## Following one's nose 1

##### Oct 27, 2009

Andrew Gelman has a great post about a so-called Immigrant paradox here, which should be interesting to our readers too.

He posed a set of sharp questions.  My read, in reverse order:

6. The graph is pretty effective, I agree.  This is known as an "interaction plot".  The message the authors were trying to send was that the gap between immigrants and U.S. born in terms of prevalence of mental illness is not constant across sub-groups of Latinos.  For example, the gap for Mexicans (light blue) is larger than the gap for Puerto Ricans (pink).  Thus, the authors concluded that one should be careful about speaking of an aggregate (average) gap.

The graph lays this out clearly.  The steeper the line, the bigger the gap between the  immigrants and non-immigrants.

When Andrew showed this, I knew for sure someone will cry foul that a line is drawn between unrelated, discrete things.  Indeed, the very first commenter weighed in with this complaint.  In fact, whenever I show such charts to non-statisticians, a lot of people have this reaction.

So I'll take this as another chance to convince you to release interaction plots from jail.

Typically, a dissenter will offer up a dot plot as an alternative.  So let's look at the same chart without the lines.  Since the reader is supposed to figure out how the gap between U.S. born and immigrant groups across different subgroups of Latinos, the proverbial nose is tracing a line from a left dot to a right dot.  Thus, to follow one's nose is to mentally draw the lines I just removed.  The chart designer has done us a favor by making the lines explicit.

In addition, as Andrew pointed out, it is always better to try to get rid of the legend and put the line labels directly onto the chart.

One shortcoming of the interaction plot is that it does not disclose the relative importance of the different lines, which correspond to the relative proportions of people in these subgroups.  Without this information, the reader will likely assume the lines have equal weight.  This assumption, as I will explain in a future post, may be a problem.

This post dealt with the graphical aspect.  I will have more to say about Andrew's other points on the statistics in a future post.

You can follow this conversation by subscribing to the comment feed for this post.

My issue with using lines to connect discrete things is that it can imply that there is something "half-way" between two discrete points, even when there is not.
However, when you have just two points on each 'line', it's a slightly diofferent thing... you are comparing two things, which somehow feels different to comparing a range of things.
A possible aletrnative would be a bar chart, grouped by type of Latino, with a bar for US born and immigrant... then the biggere the difference in bar height, teh biggere the difference between the two groups.

I'm trained as a social scientist, and of course we use interaction plots all the time. They show all the data, and emphasize the slopes and interactions. They quickly become unwieldy if you have confidence intervals and more than 3 lines, though. (This graph really should have confidence intervals!)

If all you care about is the slopes, you can always make a difference plot. Probably best shown as a (horizontal) bar graph or dot graph with confidence intervals, plotting differences in this case of (US - Immigrant) mental illness. You can get many more cases on the page with that sort of chart, since the lines won't overlap.

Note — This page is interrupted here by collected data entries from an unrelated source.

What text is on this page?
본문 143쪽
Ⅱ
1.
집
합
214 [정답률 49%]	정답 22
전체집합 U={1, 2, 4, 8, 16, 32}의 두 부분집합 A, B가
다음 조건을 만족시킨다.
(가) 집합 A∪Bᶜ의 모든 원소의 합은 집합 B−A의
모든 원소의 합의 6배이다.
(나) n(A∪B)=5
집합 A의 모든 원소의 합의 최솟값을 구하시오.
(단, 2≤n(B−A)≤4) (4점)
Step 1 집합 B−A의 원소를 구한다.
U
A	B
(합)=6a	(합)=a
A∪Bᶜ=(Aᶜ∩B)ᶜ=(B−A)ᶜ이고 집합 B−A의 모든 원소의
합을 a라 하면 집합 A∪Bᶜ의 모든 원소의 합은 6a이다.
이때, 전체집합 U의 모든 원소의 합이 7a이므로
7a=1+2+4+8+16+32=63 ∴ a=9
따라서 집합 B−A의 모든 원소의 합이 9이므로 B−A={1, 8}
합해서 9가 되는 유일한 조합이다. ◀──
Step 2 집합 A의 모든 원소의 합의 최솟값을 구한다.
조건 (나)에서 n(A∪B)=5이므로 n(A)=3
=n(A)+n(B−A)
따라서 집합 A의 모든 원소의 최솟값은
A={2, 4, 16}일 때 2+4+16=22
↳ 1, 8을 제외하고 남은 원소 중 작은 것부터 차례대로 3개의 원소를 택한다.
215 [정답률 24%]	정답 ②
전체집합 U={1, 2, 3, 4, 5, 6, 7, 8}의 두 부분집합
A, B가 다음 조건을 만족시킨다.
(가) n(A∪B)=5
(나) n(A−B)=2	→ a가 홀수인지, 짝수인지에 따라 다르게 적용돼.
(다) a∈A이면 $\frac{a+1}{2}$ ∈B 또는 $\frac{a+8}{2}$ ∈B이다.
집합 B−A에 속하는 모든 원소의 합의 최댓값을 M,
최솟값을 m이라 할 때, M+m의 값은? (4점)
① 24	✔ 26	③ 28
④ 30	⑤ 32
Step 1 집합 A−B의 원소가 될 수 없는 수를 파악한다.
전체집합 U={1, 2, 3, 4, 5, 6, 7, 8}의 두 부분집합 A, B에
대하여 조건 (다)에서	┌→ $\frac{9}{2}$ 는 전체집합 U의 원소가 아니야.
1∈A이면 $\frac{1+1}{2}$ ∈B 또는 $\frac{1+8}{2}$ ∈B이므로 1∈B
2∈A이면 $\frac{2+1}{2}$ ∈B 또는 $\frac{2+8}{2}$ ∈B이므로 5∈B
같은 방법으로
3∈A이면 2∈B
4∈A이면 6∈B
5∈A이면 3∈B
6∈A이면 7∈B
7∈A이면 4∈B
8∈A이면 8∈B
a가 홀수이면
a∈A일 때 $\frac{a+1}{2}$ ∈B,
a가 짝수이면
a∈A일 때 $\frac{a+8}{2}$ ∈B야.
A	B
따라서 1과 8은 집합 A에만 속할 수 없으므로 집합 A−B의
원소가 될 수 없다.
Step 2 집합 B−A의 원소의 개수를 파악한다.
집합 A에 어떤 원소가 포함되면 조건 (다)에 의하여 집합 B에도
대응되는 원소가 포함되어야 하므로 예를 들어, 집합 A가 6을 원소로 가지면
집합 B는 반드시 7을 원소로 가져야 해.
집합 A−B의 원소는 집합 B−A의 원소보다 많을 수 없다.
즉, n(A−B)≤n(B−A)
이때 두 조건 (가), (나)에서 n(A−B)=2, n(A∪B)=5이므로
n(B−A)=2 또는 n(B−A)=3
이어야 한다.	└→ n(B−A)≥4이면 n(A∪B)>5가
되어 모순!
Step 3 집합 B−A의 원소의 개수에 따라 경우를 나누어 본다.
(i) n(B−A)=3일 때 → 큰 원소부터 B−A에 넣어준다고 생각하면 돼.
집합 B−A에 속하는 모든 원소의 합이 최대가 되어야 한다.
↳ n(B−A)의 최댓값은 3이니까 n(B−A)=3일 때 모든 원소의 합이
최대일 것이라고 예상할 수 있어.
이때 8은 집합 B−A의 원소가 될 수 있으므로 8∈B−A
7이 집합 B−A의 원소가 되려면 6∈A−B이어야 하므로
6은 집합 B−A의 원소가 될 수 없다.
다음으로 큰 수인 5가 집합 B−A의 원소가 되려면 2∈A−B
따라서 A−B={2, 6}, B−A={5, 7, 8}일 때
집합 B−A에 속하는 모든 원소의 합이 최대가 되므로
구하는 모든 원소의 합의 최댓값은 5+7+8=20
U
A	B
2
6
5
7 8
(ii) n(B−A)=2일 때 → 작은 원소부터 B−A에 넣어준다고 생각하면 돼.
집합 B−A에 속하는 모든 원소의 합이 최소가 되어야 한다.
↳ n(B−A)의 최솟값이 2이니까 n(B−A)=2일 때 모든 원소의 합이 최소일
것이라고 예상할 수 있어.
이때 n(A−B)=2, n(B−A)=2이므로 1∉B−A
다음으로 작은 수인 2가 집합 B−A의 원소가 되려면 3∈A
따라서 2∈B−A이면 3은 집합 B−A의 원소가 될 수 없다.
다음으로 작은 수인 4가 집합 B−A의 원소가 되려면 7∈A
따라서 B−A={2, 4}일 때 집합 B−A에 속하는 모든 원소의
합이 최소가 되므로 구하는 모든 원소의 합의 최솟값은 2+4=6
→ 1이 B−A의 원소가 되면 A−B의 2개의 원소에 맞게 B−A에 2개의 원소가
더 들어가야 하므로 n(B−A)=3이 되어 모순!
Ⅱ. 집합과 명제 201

I'm on your side w.r.t. line graphs generally, but I think this is a bad particular example, since it's only got two labels on the "horizontal axis". So the obvious solution to everyone's objedtions is to transpose the graph so that the immigrant subgroups are labelled along the bottom and there are two series, US born and Immigrant.

Now you can have a much larger variety of graph types; two lines, two point series, two bars or a single floating bar or line with two ends.

The lines are helpful in that they look at the relative difference between the US born and the Immigrant population. Parallel lines mean the subgroups have similar relative proportions--and that is almost impossible to read from the dot version. Also the lines help with the overlap problem with Mexicans and Others in the Immigrant group.

One way of showing this would be to have another column of Immigrant/US Born, perhaps on the same graph but with a different scale (or the same range stretched to higher levels with a second label).

I would choose the lined version over alternatives.

You need to be mindful with the scale--you just dropped it by 100 with a label that says (%) and then showing the decimal value.

Was anyone else disturbed by the fact that the native non-Latino whites are the most likely to have disorders? Perhaps a graph that breaks down the foreign born by % of life spent in the US would tell us if it was delivery here in the US or just kids' TV shows that drive the greater incidence. Probably not a discussion for this page.

Since no one bothered to say it at the other site, I'll mention the obvious: anyone born in Puerto Rico is US-born. Are immigrant Puerto Ricans those born in Mexico or China to Puerto Rican parents who chose not to take birthright US citizenship and later decided to be naturalized? That must be an awfully small sample.

These plots are also used all the time in biology, where we call the change the "norm of reaction". One item of great value is to be able to compare the amount of change between two conditions for two different groups to the difference in change (i.e., are the slopes of the connecting lines the same or different, regardless of the absolute value of the "dots").

I've had people, smart people, tell me that parallel coordinates plots are not valid, because the lines connect across discrete categories. They refuse to see that a line sometimes shows a continuous trend, but also connects points to help see other types of patterns.